Exosomes transfer proteins, DNAs and RNAs, such as miRNAs, long non-coding RNAs (lncRNAs) and messenger RNAs (mRNAs), between HCC and normal cells. Exosomes initiate either local or systemic reactions, participating to the initiation and progression of HCC. Exosomes are used as biomarkers and therapeutic tools in HCC ^[54][55][76,77].

Ferroptosis is an iron-dependent process of regulated cell death, with accumulation of lipid peroxides that causes damage to liver cells and is associated with the development of HCC. It is analyzed later in the paper.

Microbial products in the bowel are deeply involved in HCC pathogenesis. Bacterial products from the gut microbiota can directly or indirectly damage DNA through the pro-duction of ROS ^[56][57][78,79]. The altered composition of the gut microbiota may be one of the mechanisms underlying the action of aflatoxin and other mycotoxins as powerful inducers of HCC ^[58][80]. In addition to gut microbial products, several studies have incriminated specific gut microbiota in association with HCC. Enterococcus faecalis is increased in HCV-induced HCC development ^[59][81]. A similar study showed a significant increase in Enterococcus species in patients with viral and alcoholic cirrhosis leading to HCC ^[60][82]. Microbiotas also interfere with bile acid metabolism, contributing to HCC development. Bile acid metabolites, produced by the gut microbiota, can cause inflammation, ROS overproduction and a reduction in apoptosis in the liver, finally leading to the development of HCC. Moreover, they can modulate the function of liver immune cells, affecting HCC progression. They can also indirectly contribute to the activation of the TLR4 receptor in hepatocytes and Kupffer cells. Bile acids increase gut permeability, acting on the tight junctions, and allow for an increased transportation of LPS to the liver, thus promoting angiogenesis and the downregulation of tumor suppressor miRNAs ^[61][83].

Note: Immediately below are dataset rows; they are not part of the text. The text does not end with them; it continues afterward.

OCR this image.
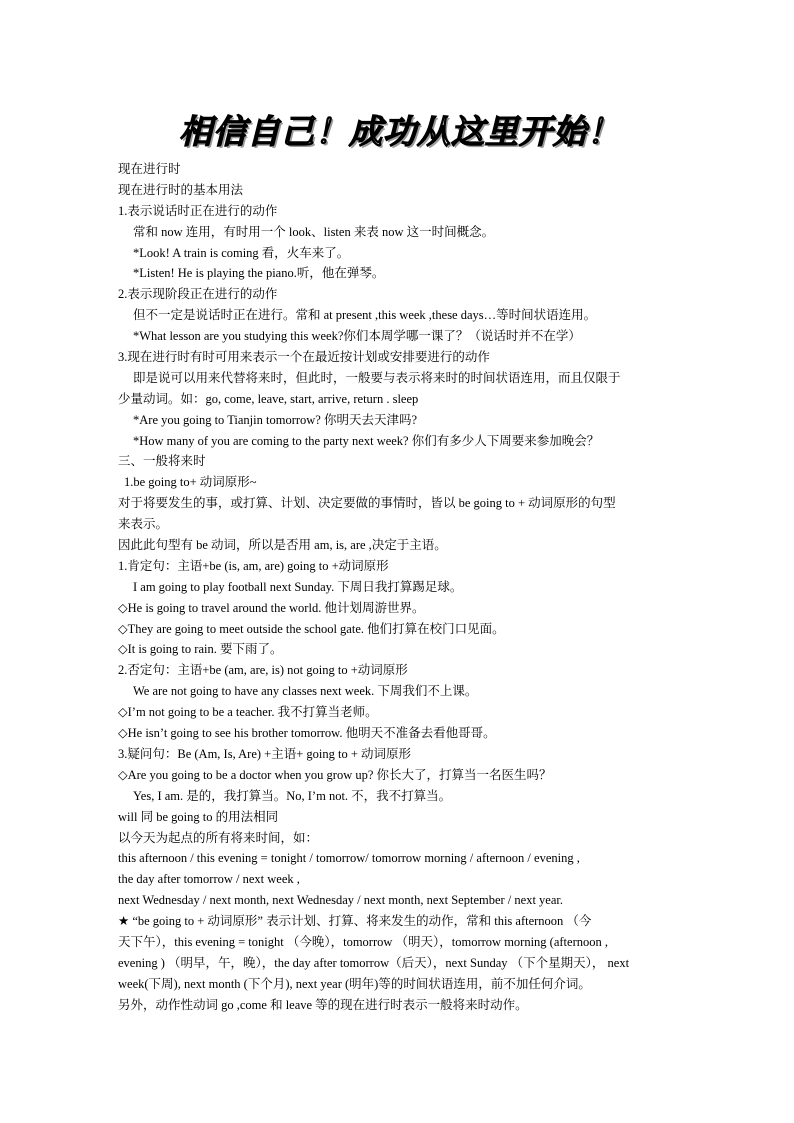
相信自己！成功从这里开始！
现在进行时
现在进行时的基本用法
1.表示说话时正在进行的动作
常和 now 连用，有时用一个 look、listen 来表 now 这一时间概念。
*Look! A train is coming 看，火车来了。
*Listen! He is playing the piano.听，他在弹琴。
2.表示现阶段正在进行的动作
但不一定是说话时正在进行。常和 at present ,this week ,these days…等时间状语连用。
*What lesson are you studying this week?你们本周学哪一课了？（说话时并不在学）
3.现在进行时有时可用来表示一个在最近按计划或安排要进行的动作
即是说可以用来代替将来时，但此时，一般要与表示将来时的时间状语连用，而且仅限于
少量动词。如：go, come, leave, start, arrive, return . sleep
*Are you going to Tianjin tomorrow? 你明天去天津吗?
*How many of you are coming to the party next week? 你们有多少人下周要来参加晚会？
三、一般将来时
1.be going to+ 动词原形~
对于将要发生的事，或打算、计划、决定要做的事情时，皆以 be going to + 动词原形的句型
来表示。
因此此句型有 be 动词，所以是否用 am, is, are ,决定于主语。
1.肯定句：主语+be (is, am, are) going to +动词原形
I am going to play football next Sunday. 下周日我打算踢足球。
◇He is going to travel around the world. 他计划周游世界。
◇They are going to meet outside the school gate. 他们打算在校门口见面。
◇It is going to rain. 要下雨了。
2.否定句：主语+be (am, are, is) not going to +动词原形
We are not going to have any classes next week. 下周我们不上课。
◇I’m not going to be a teacher. 我不打算当老师。
◇He isn’t going to see his brother tomorrow. 他明天不准备去看他哥哥。
3.疑问句：Be (Am, Is, Are) +主语+ going to + 动词原形
◇Are you going to be a doctor when you grow up? 你长大了，打算当一名医生吗？
Yes, I am. 是的，我打算当。No, I’m not. 不，我不打算当。
will 同 be going to 的用法相同
以今天为起点的所有将来时间，如：
this afternoon / this evening = tonight / tomorrow/ tomorrow morning / afternoon / evening ,
the day after tomorrow / next week ,
next Wednesday / next month, next Wednesday / next month, next September / next year.
★ “be going to + 动词原形” 表示计划、打算、将来发生的动作，常和 this afternoon （今
天下午），this evening = tonight （今晚），tomorrow （明天），tomorrow morning (afternoon ,
evening ) （明早，午，晚），the day after tomorrow（后天），next Sunday （下个星期天）， next
week(下周), next month (下个月), next year (明年)等的时间状语连用，前不加任何介词。
另外，动作性动词 go ,come 和 leave 等的现在进行时表示一般将来时动作。
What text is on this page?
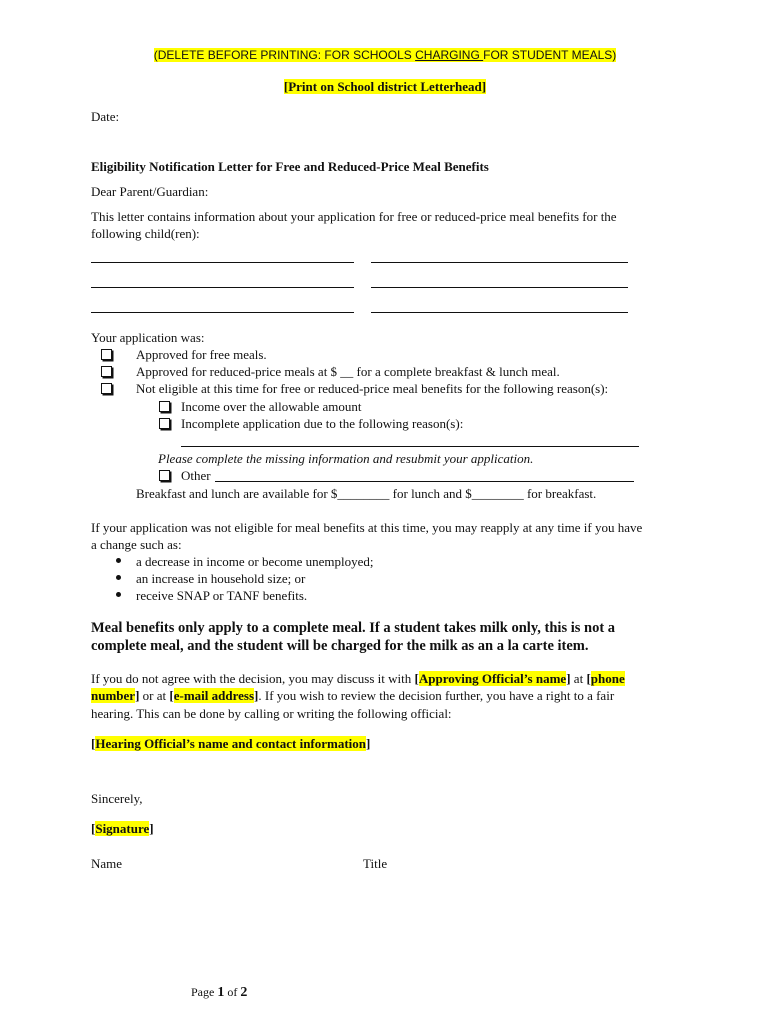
(DELETE BEFORE PRINTING: FOR SCHOOLS CHARGING FOR STUDENT MEALS)
[Print on School district Letterhead]
Date:
Eligibility Notification Letter for Free and Reduced-Price Meal Benefits
Dear Parent/Guardian:
This letter contains information about your application for free or reduced-price meal benefits for the
following child(ren):
Your application was:
Approved for free meals.
Approved for reduced-price meals at $ __ for a complete breakfast & lunch meal.
Not eligible at this time for free or reduced-price meal benefits for the following reason(s):
Income over the allowable amount
Incomplete application due to the following reason(s):
Please complete the missing information and resubmit your application.
Other
Breakfast and lunch are available for $________ for lunch and $________ for breakfast.
If your application was not eligible for meal benefits at this time, you may reapply at any time if you have
a change such as:
a decrease in income or become unemployed;
an increase in household size; or
receive SNAP or TANF benefits.
Meal benefits only apply to a complete meal. If a student takes milk only, this is not a
complete meal, and the student will be charged for the milk as an a la carte item.
If you do not agree with the decision, you may discuss it with [Approving Official’s name] at [phone
number] or at [e-mail address]. If you wish to review the decision further, you have a right to a fair
hearing. This can be done by calling or writing the following official:
[Hearing Official’s name and contact information]
Sincerely,
[Signature]
Name	Title
Page 1 of 2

Ca²⁺ is present in various cell compartments transported among them by transporters and exchangers, collectively known as the Ca²⁺ transportome. The impairment of the Ca²⁺ transportome contributes to HCC initiation, the formation of metastatic cells and reduction in cell death ^[62][84].

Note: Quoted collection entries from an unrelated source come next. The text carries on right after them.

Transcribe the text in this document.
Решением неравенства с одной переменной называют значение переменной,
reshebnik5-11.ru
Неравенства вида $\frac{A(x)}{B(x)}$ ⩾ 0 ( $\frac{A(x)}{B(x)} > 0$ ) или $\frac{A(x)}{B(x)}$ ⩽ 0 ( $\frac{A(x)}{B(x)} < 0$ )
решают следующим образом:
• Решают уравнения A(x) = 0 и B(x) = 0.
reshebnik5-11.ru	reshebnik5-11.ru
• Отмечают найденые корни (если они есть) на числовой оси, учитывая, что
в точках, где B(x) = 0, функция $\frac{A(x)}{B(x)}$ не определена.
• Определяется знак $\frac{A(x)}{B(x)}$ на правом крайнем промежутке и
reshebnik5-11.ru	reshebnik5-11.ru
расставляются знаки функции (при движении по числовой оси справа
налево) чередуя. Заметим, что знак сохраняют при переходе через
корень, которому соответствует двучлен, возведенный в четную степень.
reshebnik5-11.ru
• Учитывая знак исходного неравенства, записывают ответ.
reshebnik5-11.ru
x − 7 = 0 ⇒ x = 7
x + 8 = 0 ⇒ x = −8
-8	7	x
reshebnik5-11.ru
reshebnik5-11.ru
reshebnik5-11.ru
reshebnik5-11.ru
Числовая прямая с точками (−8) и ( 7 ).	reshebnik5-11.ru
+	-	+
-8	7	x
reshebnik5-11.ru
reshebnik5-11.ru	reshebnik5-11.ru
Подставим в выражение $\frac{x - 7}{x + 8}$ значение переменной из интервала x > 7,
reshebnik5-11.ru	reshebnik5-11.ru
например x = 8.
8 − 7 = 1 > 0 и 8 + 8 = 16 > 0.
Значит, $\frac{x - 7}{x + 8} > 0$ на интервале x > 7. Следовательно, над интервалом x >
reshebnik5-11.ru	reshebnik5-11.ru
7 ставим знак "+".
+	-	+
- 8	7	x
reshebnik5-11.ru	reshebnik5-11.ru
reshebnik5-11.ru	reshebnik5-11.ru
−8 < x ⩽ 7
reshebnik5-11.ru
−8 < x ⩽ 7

These two critical parameters in the initiation and progress of HCC are analyzed separately. Two very informative reviews on the pathogenesis of HCC have been recently published ^[7][16][5,38].

Detailed pathophysiological factors implicated in HCC pathogenesis, including gene mutation and epigenetic changes, have been recently reviewed ^[63][85].